37. When a word spelled backward (such as ‘pots’), creates another word (‘stop’) it’s called a semordnilap, which is ‘palindromes’ backward.

38. A pangram is a sentence which contains every letter of the alphabet only once. For example: ‘Cwm fjord-bank glyphs vext quiz’ which means ‘carved symbols in a mountain hollow on the bank of an inlet irritated an eccentric person’.

39. ‘Sgriob’ (Scottish Gaelic) denotes the itchiness that overcomes the upper lip just before taking a sip of whiskey.

40. ‘Lampadato’ (Italian) describes a person who gets tanned using a sun lamp.

41. ‘Katahara itai’ (Japanese) means laughing so much that one of your sides hurts.

42. ‘Backpfeifengesicht’ (German) means a face that cries out for a fist in it.

43. ‘Zastrich’ (Russian) means to cut one’s nails too short.

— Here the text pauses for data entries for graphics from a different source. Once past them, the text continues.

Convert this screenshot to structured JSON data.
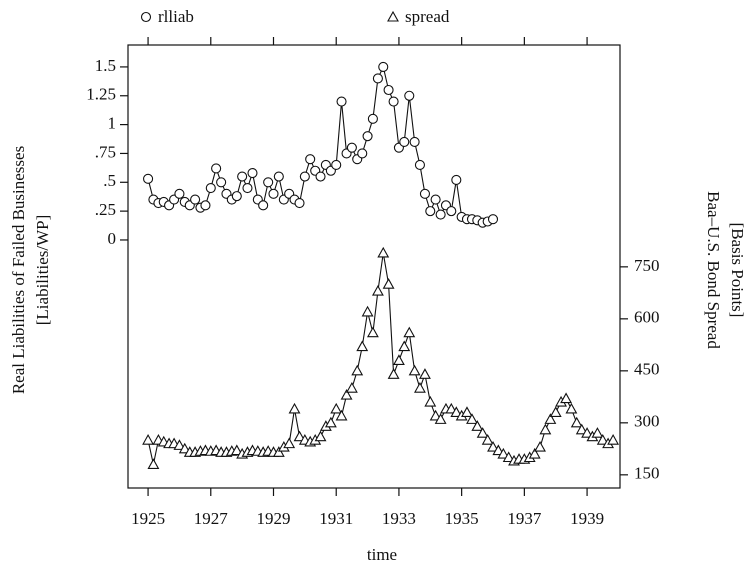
{
  "chart_data": {
    "type": "line",
    "x_label": "time",
    "y_label": [
      "Real Liabilities of Failed Businesses",
      "[Liabilities/WP]"
    ],
    "y2_label": [
      "Baa–U.S. Bond Spread",
      "[Basis Points]"
    ],
    "xlim": [
      1924.36,
      1940.05
    ],
    "xticks": [
      1925,
      1927,
      1929,
      1931,
      1933,
      1935,
      1937,
      1939
    ],
    "ylim": [
      -2.15,
      1.69
    ],
    "yticks": [
      0,
      {
        "value": 0.25,
        "label": ".25"
      },
      {
        "value": 0.5,
        "label": ".5"
      },
      {
        "value": 0.75,
        "label": ".75"
      },
      1,
      1.25,
      1.5
    ],
    "y2lim": [
      112,
      1390
    ],
    "y2ticks": [
      150,
      300,
      450,
      600,
      750
    ],
    "legend": "top",
    "series": [
      {
        "name": "rlliab",
        "marker": "circle",
        "color": "#111111",
        "x": [
          1925,
          1925.17,
          1925.33,
          1925.5,
          1925.67,
          1925.83,
          1926,
          1926.17,
          1926.33,
          1926.5,
          1926.67,
          1926.83,
          1927,
          1927.17,
          1927.33,
          1927.5,
          1927.67,
          1927.83,
          1928,
          1928.17,
          1928.33,
          1928.5,
          1928.67,
          1928.83,
          1929,
          1929.17,
          1929.33,
          1929.5,
          1929.67,
          1929.83,
          1930,
          1930.17,
          1930.33,
          1930.5,
          1930.67,
          1930.83,
          1931,
          1931.17,
          1931.33,
          1931.5,
          1931.67,
          1931.83,
          1932,
          1932.17,
          1932.33,
          1932.5,
          1932.67,
          1932.83,
          1933,
          1933.17,
          1933.33,
          1933.5,
          1933.67,
          1933.83,
          1934,
          1934.17,
          1934.33,
          1934.5,
          1934.67,
          1934.83,
          1935,
          1935.17,
          1935.33,
          1935.5,
          1935.67,
          1935.83,
          1936
        ],
        "values": [
          0.53,
          0.35,
          0.32,
          0.33,
          0.3,
          0.35,
          0.4,
          0.33,
          0.3,
          0.35,
          0.28,
          0.3,
          0.45,
          0.62,
          0.5,
          0.4,
          0.35,
          0.38,
          0.55,
          0.45,
          0.58,
          0.35,
          0.3,
          0.5,
          0.4,
          0.55,
          0.35,
          0.4,
          0.35,
          0.32,
          0.55,
          0.7,
          0.6,
          0.55,
          0.65,
          0.6,
          0.65,
          1.2,
          0.75,
          0.8,
          0.7,
          0.75,
          0.9,
          1.05,
          1.4,
          1.5,
          1.3,
          1.2,
          0.8,
          0.85,
          1.25,
          0.85,
          0.65,
          0.4,
          0.25,
          0.35,
          0.22,
          0.3,
          0.25,
          0.52,
          0.2,
          0.18,
          0.18,
          0.17,
          0.15,
          0.16,
          0.18
        ]
      },
      {
        "name": "spread",
        "marker": "triangle",
        "color": "#111111",
        "axis": "y2",
        "x": [
          1925,
          1925.17,
          1925.33,
          1925.5,
          1925.67,
          1925.83,
          1926,
          1926.17,
          1926.33,
          1926.5,
          1926.67,
          1926.83,
          1927,
          1927.17,
          1927.33,
          1927.5,
          1927.67,
          1927.83,
          1928,
          1928.17,
          1928.33,
          1928.5,
          1928.67,
          1928.83,
          1929,
          1929.17,
          1929.33,
          1929.5,
          1929.67,
          1929.83,
          1930,
          1930.17,
          1930.33,
          1930.5,
          1930.67,
          1930.83,
          1931,
          1931.17,
          1931.33,
          1931.5,
          1931.67,
          1931.83,
          1932,
          1932.17,
          1932.33,
          1932.5,
          1932.67,
          1932.83,
          1933,
          1933.17,
          1933.33,
          1933.5,
          1933.67,
          1933.83,
          1934,
          1934.17,
          1934.33,
          1934.5,
          1934.67,
          1934.83,
          1935,
          1935.17,
          1935.33,
          1935.5,
          1935.67,
          1935.83,
          1936,
          1936.17,
          1936.33,
          1936.5,
          1936.67,
          1936.83,
          1937,
          1937.17,
          1937.33,
          1937.5,
          1937.67,
          1937.83,
          1938,
          1938.17,
          1938.33,
          1938.5,
          1938.67,
          1938.83,
          1939,
          1939.17,
          1939.33,
          1939.5,
          1939.67,
          1939.83
        ],
        "values": [
          250,
          180,
          250,
          245,
          240,
          240,
          235,
          225,
          215,
          215,
          218,
          220,
          218,
          220,
          215,
          215,
          218,
          220,
          210,
          215,
          220,
          218,
          215,
          218,
          215,
          215,
          230,
          240,
          340,
          260,
          250,
          245,
          250,
          260,
          290,
          300,
          340,
          320,
          380,
          400,
          450,
          520,
          620,
          560,
          680,
          790,
          700,
          440,
          480,
          520,
          560,
          450,
          400,
          440,
          360,
          320,
          310,
          340,
          340,
          330,
          320,
          330,
          310,
          290,
          270,
          250,
          230,
          220,
          210,
          200,
          190,
          195,
          195,
          200,
          210,
          230,
          280,
          310,
          330,
          360,
          370,
          340,
          300,
          280,
          270,
          260,
          270,
          250,
          240,
          250
        ]
      }
    ]
  }
}
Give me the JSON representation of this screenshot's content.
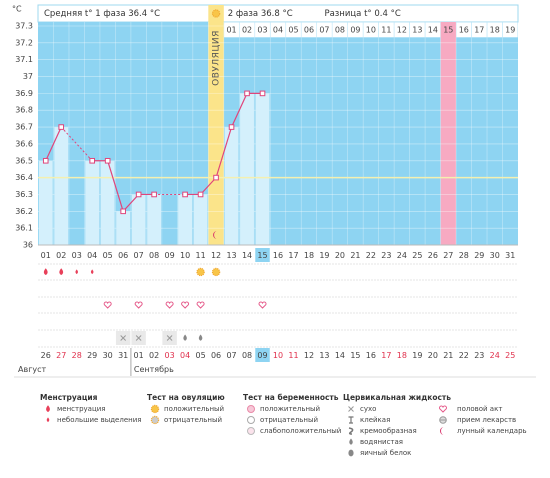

44. ‘Vogget’ (Cornish) means to hop on one leg.

45. ‘Guuguu’ (Japanese) describes the sound of someone in a deep sleep, snoring.

46. ‘Viajou na maionese’ is a Portuguese phrase meaning ‘to live in a dream world’ (literally to travel in the mayonnaise).

47. ‘U’ (Samoan) means an enlarged land snail.

48. ‘U’ (Xeta, Brazil) to eat animal meat.

49. ‘U’ (Burmese) means a male over 45 (literally an uncle).

50. In Somali there are 43 words relating to camels (for example, ‘cayuun’ meaning ‘camel spit’.)

51. ‘Ben’ (Turkish), ‘Ami’ (Bengali), ‘Fi’ (Welsh), ‘Jo’ (Catalan), ‘Mama’ (Sinhala), ‘Mimi’ (Swahili) and ‘Man’ (Wolof) all mean ‘I’.